Hackers have stolen call records from more than ten global Telecom providers as part of a massive-scale espionage attempt against at least 20 individuals, according to Israeli-US intelligence firm Cybereason.
An ongoing multi-year cyber attack campaign tied to China dubbed Operation Softcell has targeted 20 military and law enforcement officials in Asia, Europe, Africa, and the Middle East since 2012, according to the firm.
“This attack has widespread implications, not just for individuals, but also for organizations and countries alike. The use of specific tools and the choice to hide ongoing operations for years points to a nation-state threat actor, most likely China,” the firm stated.
Cybereason declined to name the individuals or the telecom firms targeted, citing privacy concerns but the sophistication of the attack was indicative of the government capabilities, according to Lior Div, Chief Executive Officer of Cybereason.
“For this level of sophistication, it’s not a criminal group.
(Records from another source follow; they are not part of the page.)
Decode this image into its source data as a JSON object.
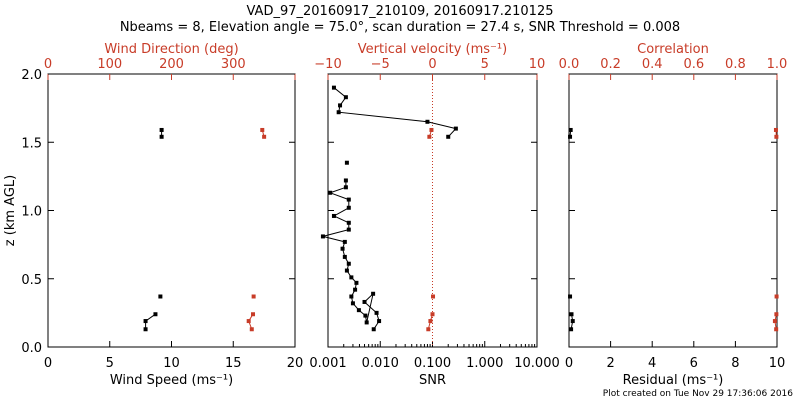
{
  "header": {
    "line1": "VAD_97_20160917_210109, 20160917.210125",
    "line2": "Nbeams = 8, Elevation angle = 75.0°, scan duration = 27.4 s, SNR Threshold = 0.008"
  },
  "footer": {
    "stamp": "Plot created on Tue Nov 29 17:36:06 2016"
  },
  "colors": {
    "axis": "#000000",
    "accent": "#c83c28",
    "threshold": "#c83c28"
  },
  "chart_data": [
    {
      "type": "line",
      "bottom_axis": {
        "label": "Wind Speed (ms⁻¹)",
        "range": [
          0,
          20
        ],
        "ticks": [
          0,
          5,
          10,
          15,
          20
        ],
        "tick_labels": [
          "0",
          "5",
          "10",
          "15",
          "20"
        ]
      },
      "top_axis": {
        "label": "Wind Direction (deg)",
        "range": [
          0,
          400
        ],
        "ticks": [
          0,
          100,
          200,
          300
        ],
        "tick_labels": [
          "0",
          "100",
          "200",
          "300"
        ]
      },
      "y_axis": {
        "label": "z (km AGL)",
        "range": [
          0,
          2
        ],
        "ticks": [
          0,
          0.5,
          1.0,
          1.5,
          2.0
        ],
        "tick_labels": [
          "0.0",
          "0.5",
          "1.0",
          "1.5",
          "2.0"
        ]
      },
      "series": [
        {
          "axis": "bottom",
          "color": "#000000",
          "segments": [
            [
              [
                9.2,
                1.59
              ],
              [
                9.2,
                1.54
              ]
            ],
            [
              [
                9.1,
                0.37
              ]
            ],
            [
              [
                8.7,
                0.24
              ],
              [
                7.9,
                0.19
              ],
              [
                7.9,
                0.13
              ]
            ]
          ]
        },
        {
          "axis": "top",
          "color": "#c83c28",
          "segments": [
            [
              [
                347,
                1.59
              ],
              [
                350,
                1.54
              ]
            ],
            [
              [
                333,
                0.37
              ]
            ],
            [
              [
                332,
                0.24
              ],
              [
                325,
                0.19
              ],
              [
                330,
                0.13
              ]
            ]
          ]
        }
      ]
    },
    {
      "type": "line",
      "bottom_axis": {
        "label": "SNR",
        "scale": "log",
        "range": [
          0.001,
          10
        ],
        "ticks": [
          0.001,
          0.01,
          0.1,
          1,
          10
        ],
        "tick_labels": [
          "0.001",
          "0.010",
          "0.100",
          "1.000",
          "10.000"
        ]
      },
      "top_axis": {
        "label": "Vertical velocity (ms⁻¹)",
        "range": [
          -10,
          10
        ],
        "ticks": [
          -10,
          -5,
          0,
          5,
          10
        ],
        "tick_labels": [
          "−10",
          "−5",
          "0",
          "5",
          "10"
        ]
      },
      "threshold_line": {
        "axis": "bottom",
        "value": 0.1,
        "style": "dotted"
      },
      "series": [
        {
          "axis": "bottom",
          "color": "#000000",
          "segments": [
            [
              [
                0.0013,
                1.9
              ],
              [
                0.0022,
                1.83
              ],
              [
                0.0017,
                1.77
              ],
              [
                0.0016,
                1.72
              ],
              [
                0.08,
                1.65
              ],
              [
                0.28,
                1.6
              ],
              [
                0.2,
                1.54
              ]
            ],
            [
              [
                0.0023,
                1.35
              ]
            ],
            [
              [
                0.0022,
                1.22
              ],
              [
                0.0022,
                1.17
              ],
              [
                0.0011,
                1.13
              ],
              [
                0.0025,
                1.08
              ],
              [
                0.0025,
                1.02
              ],
              [
                0.0013,
                0.96
              ],
              [
                0.0025,
                0.91
              ],
              [
                0.0025,
                0.86
              ],
              [
                0.0008,
                0.81
              ],
              [
                0.0021,
                0.77
              ],
              [
                0.0019,
                0.72
              ],
              [
                0.0021,
                0.66
              ],
              [
                0.0025,
                0.61
              ],
              [
                0.0023,
                0.56
              ],
              [
                0.0028,
                0.51
              ],
              [
                0.0035,
                0.47
              ],
              [
                0.0033,
                0.42
              ],
              [
                0.0028,
                0.37
              ],
              [
                0.003,
                0.32
              ],
              [
                0.0039,
                0.27
              ],
              [
                0.0052,
                0.23
              ],
              [
                0.0055,
                0.18
              ],
              [
                0.0073,
                0.39
              ],
              [
                0.005,
                0.33
              ],
              [
                0.0085,
                0.25
              ],
              [
                0.0095,
                0.19
              ],
              [
                0.0075,
                0.13
              ]
            ]
          ]
        },
        {
          "axis": "top",
          "color": "#c83c28",
          "segments": [
            [
              [
                -0.1,
                1.59
              ],
              [
                -0.3,
                1.54
              ]
            ],
            [
              [
                0.05,
                0.37
              ]
            ],
            [
              [
                0.0,
                0.24
              ],
              [
                -0.2,
                0.19
              ],
              [
                -0.4,
                0.13
              ]
            ]
          ]
        }
      ]
    },
    {
      "type": "scatter",
      "bottom_axis": {
        "label": "Residual (ms⁻¹)",
        "range": [
          0,
          10
        ],
        "ticks": [
          0,
          2,
          4,
          6,
          8,
          10
        ],
        "tick_labels": [
          "0",
          "2",
          "4",
          "6",
          "8",
          "10"
        ]
      },
      "top_axis": {
        "label": "Correlation",
        "range": [
          0,
          1
        ],
        "ticks": [
          0,
          0.2,
          0.4,
          0.6,
          0.8,
          1.0
        ],
        "tick_labels": [
          "0.0",
          "0.2",
          "0.4",
          "0.6",
          "0.8",
          "1.0"
        ]
      },
      "series": [
        {
          "axis": "bottom",
          "color": "#000000",
          "segments": [
            [
              [
                0.08,
                1.59
              ],
              [
                0.05,
                1.54
              ]
            ],
            [
              [
                0.05,
                0.37
              ]
            ],
            [
              [
                0.12,
                0.24
              ],
              [
                0.18,
                0.19
              ],
              [
                0.1,
                0.13
              ]
            ]
          ]
        },
        {
          "axis": "top",
          "color": "#c83c28",
          "segments": [
            [
              [
                0.995,
                1.59
              ],
              [
                0.997,
                1.54
              ]
            ],
            [
              [
                0.998,
                0.37
              ]
            ],
            [
              [
                0.997,
                0.24
              ],
              [
                0.99,
                0.19
              ],
              [
                0.996,
                0.13
              ]
            ]
          ]
        }
      ]
    }
  ]
}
It is a government that has capabilities to do this kind of attack,” Div told Reuters.
The firm says it discovered the hacks after detecting unusual network traffic between computer and call-data record databases with activity dating as far back as 2012.
The suspected Chinese hackers used spear phishing and other tactics to infiltrate telecom companies, stealing log-in credentials and identifying accounts with access to servers containing the call records.
The hackers infiltrated smartphones by creating admin accounts and using VPNs, appearing as telecom employees and accessed phone records with users’ locations, logs of call, and text history.
According to Cybereason, the servers, domains and internet-protocol addresses came from China, Hong Kong, or Taiwan and gave hackers access to the carriers’ entire active directory, exposing hundreds of millions of users.
While Cybereason says it cant’ be wholly ruled out that a non-Chinese actor mirrored the attacks, it appears the cyber attacks may be linked to a notorious Chinese hacking group.
Chinese Hacking Group APT 10
The hackers’ digital activity and methods mimic those of Advanced Persistent Threat 10 (APT 10), a Chinese hacking group of which the U.S. Department of Justice indicted two members in December.
Members of the group have been indicted for accessing gigabytes of sensitive data from firms involved in the fields of aviation, space and satellite, manufacturing, pharmaceuticals, oil and gas exploration, communications, computer processor and maritime, according to the indictment.
Top targets of APT 10’s previous hacking campaign included NASA Goddard Space Centre and Jet Propulsion Laboratory and the U.S. Department of Energy’s Lawrence Berkeley National Laboratory.
Operation Softcell Reveals Vulnerability of 4G/ LTE Networks
The purpose of these attacks was to gather intelligence, rather than more traditional cybercrime motives such as gaining access to monetizable assets such as bank accounts or credit-card data, according to experts.
The fact that hackers efficiently targeted U.S. and global telecoms using existing 4G LTE networks reveal significant vulnerabilities which could come into play as the U.S. rolls out 5G networks nationwide.
“Beyond targeting individual users, this attack is also alarming because of the threat posed by the control of a telecommunications provider. Telecommunications has become a critical infrastructure for the majority of world powers. A threat actor with total access to a telecommunications provider, as is the case here, can attack however they want passively and also actively work to sabotage the network,” the firm said in a statement.